Ma non è solo The Economist a individuare questo cambiamento d’epoca. Nel corso dell’ultimo anno l’influente periodico statunitense The New York Times ha pubblicato numerosi studi e analisi sul ritorno delle cosiddette “politiche industriali” (industrial policy), nome con cui si denomina il complesso di interventi statali volti ad appoggiare l’attività manifatturiera per mezzo di esenzioni tributarie, sussidi, crediti agevolati, garanzie pubbliche, contrattazioni statali e, nel caso, nazionalizzazioni. Uno degli animatori di questo dibattito è il Premio Nobel per l’Economia P. Krugman che, in appassionati articoli in difesa delle politiche di sussidi del presidente Biden, afferma senza complessi che, se questo dovesse portare a una proliferazione di nazionalismi economici in tutto il pianeta, allora benvenuto sia questo protezionismo. Project Sindicate, che raggruppa più di 500 mezzi di comunicazione mondiali e dove scrivono riconosciuti accademici delle più prestigiose università, negli ultimi mesi ha colto l’intensità del dibattito su questo tema. La prestigiosa università statunitense Massachusetts Institute of Technology (MIT) ha appena pubblicato un libro sulla storia delle “politiche industriali”, mentre il noto docente di Harvard Dani Rodrik da mesi spiega come applicare in maniera “corretta” questo nazionalismo economico. In tutto questo non è un caso che vi sia una rinascita dei dibattiti keynesiani e polanyani e che appaiano anche nuove edizioni dell’opera classica del protezionismo, quella dell’economista tedesco Friedrich List (The National Sistem of Political Economy, 1841), cui Marx dedicò decine di commenti critici nei suoi quaderni di lettura del 1847.

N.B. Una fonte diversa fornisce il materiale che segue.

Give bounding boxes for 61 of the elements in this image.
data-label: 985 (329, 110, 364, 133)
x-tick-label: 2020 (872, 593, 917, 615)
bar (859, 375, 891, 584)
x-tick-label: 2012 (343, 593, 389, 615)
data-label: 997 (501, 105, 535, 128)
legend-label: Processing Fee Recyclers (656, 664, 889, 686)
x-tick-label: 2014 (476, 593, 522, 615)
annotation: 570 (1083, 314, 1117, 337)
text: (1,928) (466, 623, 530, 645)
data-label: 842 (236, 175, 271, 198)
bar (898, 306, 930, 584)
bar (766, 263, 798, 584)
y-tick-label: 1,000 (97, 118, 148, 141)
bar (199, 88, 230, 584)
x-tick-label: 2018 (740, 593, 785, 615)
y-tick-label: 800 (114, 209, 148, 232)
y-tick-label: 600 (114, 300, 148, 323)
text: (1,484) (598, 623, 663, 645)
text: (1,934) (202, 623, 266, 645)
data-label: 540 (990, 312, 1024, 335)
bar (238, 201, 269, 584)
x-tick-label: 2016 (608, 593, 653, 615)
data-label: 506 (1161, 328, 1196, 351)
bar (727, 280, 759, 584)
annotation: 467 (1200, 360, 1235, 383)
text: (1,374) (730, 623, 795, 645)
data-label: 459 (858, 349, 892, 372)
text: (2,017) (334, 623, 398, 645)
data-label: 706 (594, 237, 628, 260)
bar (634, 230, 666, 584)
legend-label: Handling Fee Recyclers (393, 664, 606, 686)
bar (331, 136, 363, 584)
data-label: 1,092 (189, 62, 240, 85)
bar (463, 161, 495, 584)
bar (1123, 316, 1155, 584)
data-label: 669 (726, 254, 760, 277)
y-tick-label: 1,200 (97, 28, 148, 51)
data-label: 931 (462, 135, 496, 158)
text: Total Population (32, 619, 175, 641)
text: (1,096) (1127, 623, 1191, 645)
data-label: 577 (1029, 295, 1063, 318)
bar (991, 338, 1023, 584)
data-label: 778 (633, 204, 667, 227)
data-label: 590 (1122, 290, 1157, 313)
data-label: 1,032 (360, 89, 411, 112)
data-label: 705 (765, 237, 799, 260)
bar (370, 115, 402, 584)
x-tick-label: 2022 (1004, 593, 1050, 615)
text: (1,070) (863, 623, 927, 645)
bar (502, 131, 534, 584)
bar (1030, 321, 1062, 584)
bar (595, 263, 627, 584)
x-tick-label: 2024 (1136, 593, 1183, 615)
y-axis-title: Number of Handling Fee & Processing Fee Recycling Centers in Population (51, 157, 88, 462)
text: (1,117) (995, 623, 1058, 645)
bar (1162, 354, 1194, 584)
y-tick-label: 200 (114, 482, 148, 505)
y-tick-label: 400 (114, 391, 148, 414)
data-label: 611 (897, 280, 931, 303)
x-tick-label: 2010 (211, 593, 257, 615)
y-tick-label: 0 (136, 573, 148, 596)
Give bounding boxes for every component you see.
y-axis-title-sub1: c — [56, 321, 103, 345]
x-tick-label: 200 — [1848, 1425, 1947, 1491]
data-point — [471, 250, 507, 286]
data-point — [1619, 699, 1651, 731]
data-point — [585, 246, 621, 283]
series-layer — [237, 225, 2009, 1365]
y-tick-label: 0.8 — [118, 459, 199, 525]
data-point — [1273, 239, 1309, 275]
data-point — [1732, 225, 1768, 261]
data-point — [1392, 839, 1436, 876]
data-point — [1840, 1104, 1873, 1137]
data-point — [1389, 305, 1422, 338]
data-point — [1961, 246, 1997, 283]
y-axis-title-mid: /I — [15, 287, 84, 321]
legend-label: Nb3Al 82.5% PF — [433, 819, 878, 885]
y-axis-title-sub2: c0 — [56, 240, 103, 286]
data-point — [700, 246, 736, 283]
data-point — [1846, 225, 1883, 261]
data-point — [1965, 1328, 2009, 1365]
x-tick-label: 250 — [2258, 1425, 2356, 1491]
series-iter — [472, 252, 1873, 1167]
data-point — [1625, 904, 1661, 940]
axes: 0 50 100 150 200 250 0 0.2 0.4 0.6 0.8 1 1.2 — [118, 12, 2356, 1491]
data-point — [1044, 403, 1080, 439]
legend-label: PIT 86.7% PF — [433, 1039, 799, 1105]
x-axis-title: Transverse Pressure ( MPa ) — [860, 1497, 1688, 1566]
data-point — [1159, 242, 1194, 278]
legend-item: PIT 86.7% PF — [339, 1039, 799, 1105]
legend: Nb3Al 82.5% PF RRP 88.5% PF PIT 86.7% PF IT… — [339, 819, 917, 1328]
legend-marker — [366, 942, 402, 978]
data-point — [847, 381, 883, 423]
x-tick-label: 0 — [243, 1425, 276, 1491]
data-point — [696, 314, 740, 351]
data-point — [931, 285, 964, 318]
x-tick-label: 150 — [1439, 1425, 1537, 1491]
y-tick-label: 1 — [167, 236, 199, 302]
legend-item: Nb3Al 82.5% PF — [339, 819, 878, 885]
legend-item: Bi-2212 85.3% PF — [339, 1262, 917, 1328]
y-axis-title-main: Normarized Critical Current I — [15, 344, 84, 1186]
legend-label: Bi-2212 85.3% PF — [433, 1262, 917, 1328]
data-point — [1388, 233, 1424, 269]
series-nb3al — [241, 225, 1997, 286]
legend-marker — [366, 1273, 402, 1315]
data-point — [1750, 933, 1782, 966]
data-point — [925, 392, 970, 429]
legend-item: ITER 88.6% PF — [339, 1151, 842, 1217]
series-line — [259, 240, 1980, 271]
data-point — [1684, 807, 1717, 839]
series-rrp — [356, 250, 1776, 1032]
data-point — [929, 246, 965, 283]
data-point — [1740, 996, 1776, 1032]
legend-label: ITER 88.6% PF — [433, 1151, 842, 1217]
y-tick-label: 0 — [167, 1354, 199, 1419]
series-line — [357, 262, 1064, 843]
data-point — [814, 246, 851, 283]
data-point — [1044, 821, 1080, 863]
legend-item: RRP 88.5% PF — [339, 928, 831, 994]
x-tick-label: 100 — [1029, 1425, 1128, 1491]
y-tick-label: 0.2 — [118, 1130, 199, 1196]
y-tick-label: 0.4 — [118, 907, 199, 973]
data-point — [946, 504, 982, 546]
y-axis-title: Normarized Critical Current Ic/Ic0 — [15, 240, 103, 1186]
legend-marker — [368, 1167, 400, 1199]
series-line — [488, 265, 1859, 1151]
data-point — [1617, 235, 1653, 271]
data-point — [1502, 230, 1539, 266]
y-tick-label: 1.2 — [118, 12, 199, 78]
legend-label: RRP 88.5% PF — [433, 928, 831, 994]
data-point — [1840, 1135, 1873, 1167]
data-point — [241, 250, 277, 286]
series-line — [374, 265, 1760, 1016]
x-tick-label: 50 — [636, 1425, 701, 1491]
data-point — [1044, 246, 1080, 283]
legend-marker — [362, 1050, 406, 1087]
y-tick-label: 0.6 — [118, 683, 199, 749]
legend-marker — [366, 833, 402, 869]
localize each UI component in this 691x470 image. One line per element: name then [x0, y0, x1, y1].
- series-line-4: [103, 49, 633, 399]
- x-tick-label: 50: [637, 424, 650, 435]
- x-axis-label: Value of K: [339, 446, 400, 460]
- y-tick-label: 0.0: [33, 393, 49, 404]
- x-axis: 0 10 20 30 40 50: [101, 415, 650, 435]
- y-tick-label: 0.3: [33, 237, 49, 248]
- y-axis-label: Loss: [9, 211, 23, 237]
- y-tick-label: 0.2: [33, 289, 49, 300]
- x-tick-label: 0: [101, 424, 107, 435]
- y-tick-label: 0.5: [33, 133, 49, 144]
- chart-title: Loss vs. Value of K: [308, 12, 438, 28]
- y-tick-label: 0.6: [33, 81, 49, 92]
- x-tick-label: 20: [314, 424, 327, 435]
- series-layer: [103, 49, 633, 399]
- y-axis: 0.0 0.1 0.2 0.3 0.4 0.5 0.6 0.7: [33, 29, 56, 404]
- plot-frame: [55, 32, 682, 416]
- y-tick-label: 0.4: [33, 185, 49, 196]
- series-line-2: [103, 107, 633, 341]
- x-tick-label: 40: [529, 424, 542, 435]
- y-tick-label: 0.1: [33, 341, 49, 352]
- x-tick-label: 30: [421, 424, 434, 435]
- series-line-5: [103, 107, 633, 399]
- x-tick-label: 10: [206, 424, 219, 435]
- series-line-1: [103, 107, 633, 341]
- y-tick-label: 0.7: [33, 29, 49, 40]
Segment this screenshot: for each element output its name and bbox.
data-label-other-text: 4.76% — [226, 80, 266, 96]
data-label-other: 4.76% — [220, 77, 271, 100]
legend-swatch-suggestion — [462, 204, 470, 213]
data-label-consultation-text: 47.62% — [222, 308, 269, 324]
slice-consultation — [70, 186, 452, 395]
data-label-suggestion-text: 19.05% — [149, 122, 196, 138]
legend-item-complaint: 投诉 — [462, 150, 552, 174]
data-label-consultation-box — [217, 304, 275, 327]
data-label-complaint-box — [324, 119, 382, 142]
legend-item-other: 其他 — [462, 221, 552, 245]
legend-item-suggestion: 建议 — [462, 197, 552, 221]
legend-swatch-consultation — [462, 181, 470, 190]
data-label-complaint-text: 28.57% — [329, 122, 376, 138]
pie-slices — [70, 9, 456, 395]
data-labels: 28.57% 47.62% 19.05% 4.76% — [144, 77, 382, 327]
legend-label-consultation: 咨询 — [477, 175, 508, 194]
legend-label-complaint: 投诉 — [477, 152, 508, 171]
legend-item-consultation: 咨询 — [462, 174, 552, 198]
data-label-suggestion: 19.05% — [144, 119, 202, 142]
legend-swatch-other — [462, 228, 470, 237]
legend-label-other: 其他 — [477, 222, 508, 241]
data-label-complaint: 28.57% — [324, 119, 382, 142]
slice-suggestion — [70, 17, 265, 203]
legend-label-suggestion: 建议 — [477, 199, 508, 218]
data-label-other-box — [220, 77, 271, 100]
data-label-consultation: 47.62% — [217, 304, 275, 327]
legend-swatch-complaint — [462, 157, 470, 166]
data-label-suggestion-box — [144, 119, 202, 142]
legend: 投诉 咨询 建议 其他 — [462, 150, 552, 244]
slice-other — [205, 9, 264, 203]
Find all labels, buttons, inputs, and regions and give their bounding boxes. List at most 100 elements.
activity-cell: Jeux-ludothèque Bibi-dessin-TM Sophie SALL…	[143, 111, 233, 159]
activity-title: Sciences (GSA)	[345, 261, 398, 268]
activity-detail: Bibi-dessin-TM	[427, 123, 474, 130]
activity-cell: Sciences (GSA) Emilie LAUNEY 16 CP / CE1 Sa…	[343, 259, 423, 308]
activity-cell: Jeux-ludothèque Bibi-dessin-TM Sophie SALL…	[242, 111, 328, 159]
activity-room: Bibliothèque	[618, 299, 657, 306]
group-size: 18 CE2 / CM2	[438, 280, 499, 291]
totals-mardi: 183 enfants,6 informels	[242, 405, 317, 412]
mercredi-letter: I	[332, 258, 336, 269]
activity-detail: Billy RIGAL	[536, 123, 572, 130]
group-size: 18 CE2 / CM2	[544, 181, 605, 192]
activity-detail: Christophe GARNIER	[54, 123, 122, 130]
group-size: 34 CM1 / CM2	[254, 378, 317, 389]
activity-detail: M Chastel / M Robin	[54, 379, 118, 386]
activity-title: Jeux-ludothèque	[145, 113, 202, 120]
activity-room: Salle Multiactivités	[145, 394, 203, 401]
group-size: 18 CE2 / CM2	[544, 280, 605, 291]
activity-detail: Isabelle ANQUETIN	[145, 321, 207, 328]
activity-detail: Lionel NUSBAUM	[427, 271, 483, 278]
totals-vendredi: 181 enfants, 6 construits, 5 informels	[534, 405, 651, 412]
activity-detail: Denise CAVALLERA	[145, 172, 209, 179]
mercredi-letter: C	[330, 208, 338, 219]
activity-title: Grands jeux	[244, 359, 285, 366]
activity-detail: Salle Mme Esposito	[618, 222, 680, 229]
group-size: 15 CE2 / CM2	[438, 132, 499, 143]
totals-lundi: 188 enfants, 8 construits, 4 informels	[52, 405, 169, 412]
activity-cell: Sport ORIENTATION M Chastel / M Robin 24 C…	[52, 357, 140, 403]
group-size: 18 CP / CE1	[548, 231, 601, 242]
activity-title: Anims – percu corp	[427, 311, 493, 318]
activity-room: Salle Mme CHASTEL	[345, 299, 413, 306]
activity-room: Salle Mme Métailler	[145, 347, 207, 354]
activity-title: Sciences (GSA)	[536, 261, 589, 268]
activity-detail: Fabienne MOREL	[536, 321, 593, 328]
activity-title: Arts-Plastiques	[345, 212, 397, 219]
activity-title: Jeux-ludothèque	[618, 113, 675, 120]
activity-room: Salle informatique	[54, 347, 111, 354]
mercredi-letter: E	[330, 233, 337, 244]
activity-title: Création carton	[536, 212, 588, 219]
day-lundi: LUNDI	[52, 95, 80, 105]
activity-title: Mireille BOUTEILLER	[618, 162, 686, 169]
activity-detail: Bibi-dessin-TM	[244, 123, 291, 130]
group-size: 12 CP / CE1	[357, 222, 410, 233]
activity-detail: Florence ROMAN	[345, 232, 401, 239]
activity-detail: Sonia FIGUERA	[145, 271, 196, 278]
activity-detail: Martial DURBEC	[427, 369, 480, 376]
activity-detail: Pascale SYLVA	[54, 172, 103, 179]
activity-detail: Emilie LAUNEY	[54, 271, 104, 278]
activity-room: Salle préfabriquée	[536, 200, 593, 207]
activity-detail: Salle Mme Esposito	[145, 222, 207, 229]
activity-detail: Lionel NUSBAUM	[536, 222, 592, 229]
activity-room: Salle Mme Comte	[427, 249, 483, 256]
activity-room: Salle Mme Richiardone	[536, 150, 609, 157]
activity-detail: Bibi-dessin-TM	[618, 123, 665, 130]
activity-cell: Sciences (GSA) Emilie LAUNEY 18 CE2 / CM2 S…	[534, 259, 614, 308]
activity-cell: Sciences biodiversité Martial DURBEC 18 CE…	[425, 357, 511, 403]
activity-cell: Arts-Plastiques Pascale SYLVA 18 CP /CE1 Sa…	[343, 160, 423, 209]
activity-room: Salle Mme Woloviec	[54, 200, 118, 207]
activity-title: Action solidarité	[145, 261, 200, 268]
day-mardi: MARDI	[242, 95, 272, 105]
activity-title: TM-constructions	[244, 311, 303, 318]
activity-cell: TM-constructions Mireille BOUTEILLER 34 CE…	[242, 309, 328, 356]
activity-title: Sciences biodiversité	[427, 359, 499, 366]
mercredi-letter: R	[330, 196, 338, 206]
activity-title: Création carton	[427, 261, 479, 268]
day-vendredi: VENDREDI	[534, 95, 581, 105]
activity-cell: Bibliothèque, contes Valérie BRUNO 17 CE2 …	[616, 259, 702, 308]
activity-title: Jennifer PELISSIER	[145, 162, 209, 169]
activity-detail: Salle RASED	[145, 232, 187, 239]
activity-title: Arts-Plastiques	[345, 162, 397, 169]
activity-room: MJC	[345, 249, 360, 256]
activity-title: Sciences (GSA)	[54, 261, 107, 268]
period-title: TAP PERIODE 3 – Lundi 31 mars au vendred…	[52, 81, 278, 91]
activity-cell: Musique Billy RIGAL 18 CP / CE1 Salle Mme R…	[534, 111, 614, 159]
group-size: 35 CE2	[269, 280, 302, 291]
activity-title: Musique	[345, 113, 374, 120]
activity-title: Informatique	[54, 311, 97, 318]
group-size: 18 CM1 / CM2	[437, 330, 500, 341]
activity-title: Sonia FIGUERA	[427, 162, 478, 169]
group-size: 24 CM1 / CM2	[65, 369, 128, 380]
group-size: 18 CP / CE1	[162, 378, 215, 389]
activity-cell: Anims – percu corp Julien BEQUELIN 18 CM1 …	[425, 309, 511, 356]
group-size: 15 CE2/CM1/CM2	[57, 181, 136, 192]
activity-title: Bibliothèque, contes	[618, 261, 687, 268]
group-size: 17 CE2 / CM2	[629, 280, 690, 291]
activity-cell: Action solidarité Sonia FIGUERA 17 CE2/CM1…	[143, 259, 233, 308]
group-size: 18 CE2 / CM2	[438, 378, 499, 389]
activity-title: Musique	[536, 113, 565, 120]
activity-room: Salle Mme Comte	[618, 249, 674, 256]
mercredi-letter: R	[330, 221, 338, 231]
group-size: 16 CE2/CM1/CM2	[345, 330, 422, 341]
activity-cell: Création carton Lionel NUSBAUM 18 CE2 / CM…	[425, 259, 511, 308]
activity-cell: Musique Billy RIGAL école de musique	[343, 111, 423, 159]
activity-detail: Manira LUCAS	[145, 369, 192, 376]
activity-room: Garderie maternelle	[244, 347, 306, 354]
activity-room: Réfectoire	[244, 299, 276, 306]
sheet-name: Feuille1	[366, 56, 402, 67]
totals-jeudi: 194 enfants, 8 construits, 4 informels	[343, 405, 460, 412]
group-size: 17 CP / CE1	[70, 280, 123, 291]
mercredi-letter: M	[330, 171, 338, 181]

Il fatto è che questo neoprotezionismo industriale non è solo una nuova moda accademica, ma una trasformazione tettonica delle strutture economiche dell’ordinamento globale in marcia sotto i nostri piedi. Vediamo:
Addio ai mercati “liberi”
Un mercato globale autoregolato è stata la grande utopia neoliberista degli ultimi decenni. La fine della Guerra Fredda, l’incorporazione della Cina all’Organizzazione Mondiale del Commercio (OMC) e l’espansione di catene di valore che integravano il mondo intero in funzione dell’efficienza e delle opportunità hanno dato impulso a questo grande sogno. Nell’originaria tensione tra territorialità globale/territorialità locale-nazionale delle merci (valore di scambio/valore d’uso), la storia sembrava orientarsi verso la prima. Ma era solo un’illusione. I mercati sono incapaci di dare coesione alle società, il che alla lunga porta alla polarizzazione politica. I mercati sono incapaci di equilibrare produzione e finanze, il che alla lunga porta alla deindustrializzazione dei ricchi, alla perdita della loro leadership globale. È precisamente quello che sta avvenendo ora nel “cosiddetto Occidente” e in particolare negli Stati Uniti.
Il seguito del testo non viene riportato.